Como que no quiere la cosa, pero estaba claro que quien lo organizaba sí, se me brindó la posibilidad de pasar unos días en Zahara, en una compañía inmejorable, y una mesa reservada para cenar en El Campero, en Barbate, el templo del atún rojo de almadraba en el mundo: uno de esos santos lugares culinarios al que cualquiera que le guste comer bien y profese la fe hedonista debe peregrinar más de una vez a lo largo de los años. El sitio cambió de dueños hace poco, tras muchos años a pie de barra y una oferta descomunal, José Melero entregó el leitmotiv de su vida al grupo Azotea.

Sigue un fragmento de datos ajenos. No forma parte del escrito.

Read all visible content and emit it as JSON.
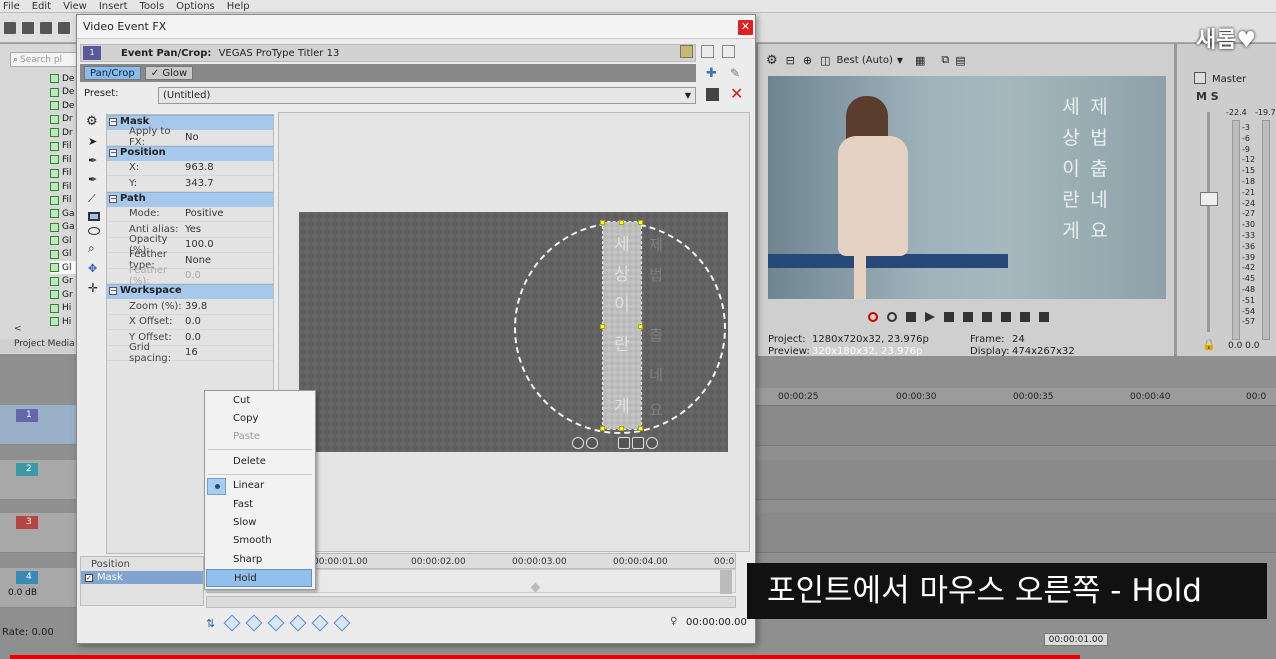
{
  "menubar": [
    "File",
    "Edit",
    "View",
    "Insert",
    "Tools",
    "Options",
    "Help"
  ],
  "explorer": {
    "search_placeholder": "Search pl",
    "items": [
      "De",
      "De",
      "De",
      "Dr",
      "Dr",
      "Fil",
      "Fil",
      "Fil",
      "Fil",
      "Fil",
      "Ga",
      "Ga",
      "Gl",
      "Gl",
      "Gl",
      "Gr",
      "Gr",
      "Hi",
      "Hi"
    ],
    "selected_index": 14,
    "caption": "Project Media"
  },
  "fx": {
    "title": "Video Event FX",
    "track_badge": "1",
    "header_label": "Event Pan/Crop:",
    "header_plugin": "VEGAS ProType Titler 13",
    "chain": [
      "Pan/Crop",
      "Glow"
    ],
    "preset_label": "Preset:",
    "preset_value": "(Untitled)",
    "sections": [
      {
        "title": "Mask",
        "rows": [
          {
            "k": "Apply to FX:",
            "v": "No"
          }
        ]
      },
      {
        "title": "Position",
        "rows": [
          {
            "k": "X:",
            "v": "963.8"
          },
          {
            "k": "Y:",
            "v": "343.7"
          }
        ]
      },
      {
        "title": "Path",
        "rows": [
          {
            "k": "Mode:",
            "v": "Positive"
          },
          {
            "k": "Anti alias:",
            "v": "Yes"
          },
          {
            "k": "Opacity (%):",
            "v": "100.0"
          },
          {
            "k": "Feather type:",
            "v": "None"
          },
          {
            "k": "Feather (%):",
            "v": "0.0"
          }
        ]
      },
      {
        "title": "Workspace",
        "rows": [
          {
            "k": "Zoom (%):",
            "v": "39.8"
          },
          {
            "k": "X Offset:",
            "v": "0.0"
          },
          {
            "k": "Y Offset:",
            "v": "0.0"
          },
          {
            "k": "Grid spacing:",
            "v": "16"
          }
        ]
      }
    ],
    "mask_text_col1": [
      "세",
      "상",
      "이",
      "란",
      "게"
    ],
    "mask_text_col2": [
      "제",
      "법",
      "춥",
      "네",
      "요"
    ],
    "kf_ticks": [
      "00:00:01.00",
      "00:00:02.00",
      "00:00:03.00",
      "00:00:04.00",
      "00:0"
    ],
    "kf_position_label": "Position",
    "kf_mask_label": "Mask",
    "kf_time": "00:00:00.00"
  },
  "context_menu": {
    "items": [
      {
        "label": "Cut",
        "disabled": false
      },
      {
        "label": "Copy",
        "disabled": false
      },
      {
        "label": "Paste",
        "disabled": true
      },
      {
        "label": "Delete",
        "disabled": false
      },
      {
        "label": "Linear",
        "disabled": false,
        "checked": true
      },
      {
        "label": "Fast",
        "disabled": false
      },
      {
        "label": "Slow",
        "disabled": false
      },
      {
        "label": "Smooth",
        "disabled": false
      },
      {
        "label": "Sharp",
        "disabled": false
      },
      {
        "label": "Hold",
        "disabled": false,
        "highlighted": true
      }
    ]
  },
  "preview": {
    "quality": "Best (Auto)",
    "video_text_col1": [
      "세",
      "상",
      "이",
      "란",
      "게"
    ],
    "video_text_col2": [
      "제",
      "법",
      "춥",
      "네",
      "요"
    ],
    "project_label": "Project:",
    "project_value": "1280x720x32, 23.976p",
    "preview_label": "Preview:",
    "preview_value": "320x180x32, 23.976p",
    "frame_label": "Frame:",
    "frame_value": "24",
    "display_label": "Display:",
    "display_value": "474x267x32"
  },
  "master": {
    "label": "Master",
    "ms": "M S",
    "peak_left": "-22.4",
    "peak_right": "-19.7",
    "scale": [
      "3",
      "6",
      "9",
      "12",
      "15",
      "18",
      "21",
      "24",
      "27",
      "30",
      "33",
      "36",
      "39",
      "42",
      "45",
      "48",
      "51",
      "54",
      "57"
    ],
    "vals": "0.0   0.0"
  },
  "timeline": {
    "ticks": [
      "00:00:25",
      "00:00:30",
      "00:00:35",
      "00:00:40",
      "00:0"
    ],
    "tracks": [
      "1",
      "2",
      "3",
      "4"
    ],
    "track4_db": "0.0 dB",
    "rate": "Rate: 0.00",
    "cursor_time": "00:00:01.00"
  },
  "watermark": "새롬♥",
  "subtitle": "포인트에서 마우스 오른쪽 - Hold",
  "colors": {
    "section_header": "#a6c8ea",
    "menu_highlight": "#91c0ea",
    "close_button": "#dd2222",
    "progress_red": "#ee0000"
  }
}
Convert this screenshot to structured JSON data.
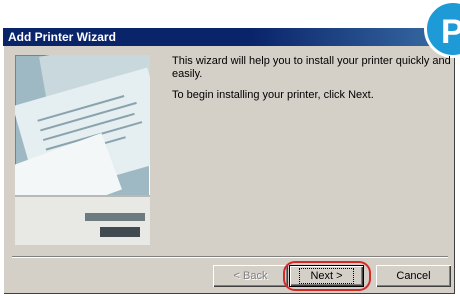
{
  "window": {
    "title": "Add Printer Wizard",
    "corner_badge": "P"
  },
  "content": {
    "intro": "This wizard will help you to install your printer quickly and easily.",
    "instruction": "To begin installing your printer, click Next."
  },
  "buttons": {
    "back": "< Back",
    "next": "Next >",
    "cancel": "Cancel"
  },
  "colors": {
    "title_bar": "#0a246a",
    "dialog_face": "#d4d0c8",
    "highlight_ring": "#d62828",
    "badge": "#1e9ad6"
  }
}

Un cambio para que todo siga igual: “Siguen los mismos trabajadores, está como siempre, no se equivocan ahí”, me dijo Antonio, el taxista de Zahara que nos acercó al restaurante, porque además de comer el mejor atún, nos recibieron con un negroni (me creí por un momento Eric Vernacci), comimos con un Socaire 2022 de Primitivo Collantes y cerramos el espectáculo con un palo cortado Obispo Gascón. ¡Qué vinos los de esta tierra, qué vinos los del Marco de Jerez! Tenemos algo sublime y pocos lo valoramos como se merece. Menos vinos llenos de química y más vinos mágicos y misteriosos como los de Jerez.

Pasamos del menú degustación, porque es largo, no queríamos cenar tanto y cada vez estoy más en contra de esos menús establecidos: deme de comer y hágame feliz, pero déjeme elegir. Nos decidimos por: niguiri de atún con ortiguilla, lo que menos me gustó, pero entusiasmó a la mesa; gilda deconstruida de atún, cómo decirle que no a una gilda, ni que fuésemos bárbaros; tosta de atún y trufa, bendita unión; trilogía de sashimi (lomo, tarantelo , ventresca), que si cierro los ojos logro recordar el sabor y la textura de los tres diferentes cortes que comí tal cual, sin enmascarar con soja ni wasabi, apreciando y disfrutando de cada bocado; tartar de toro, una ventresca orgásmica y mollete de atún rojo, que quizá fue demasiado, pero como gente bien no dejamos nada en el plato.

No esperen a que la oportunidad surja para ir a El Campero: búsquenla, organícenla, fabríquenla. De verdad. Y si además comparten mesa con gente tan buena como fue mi caso: rozarán el cielo y se les abrirá la puerta del paraíso.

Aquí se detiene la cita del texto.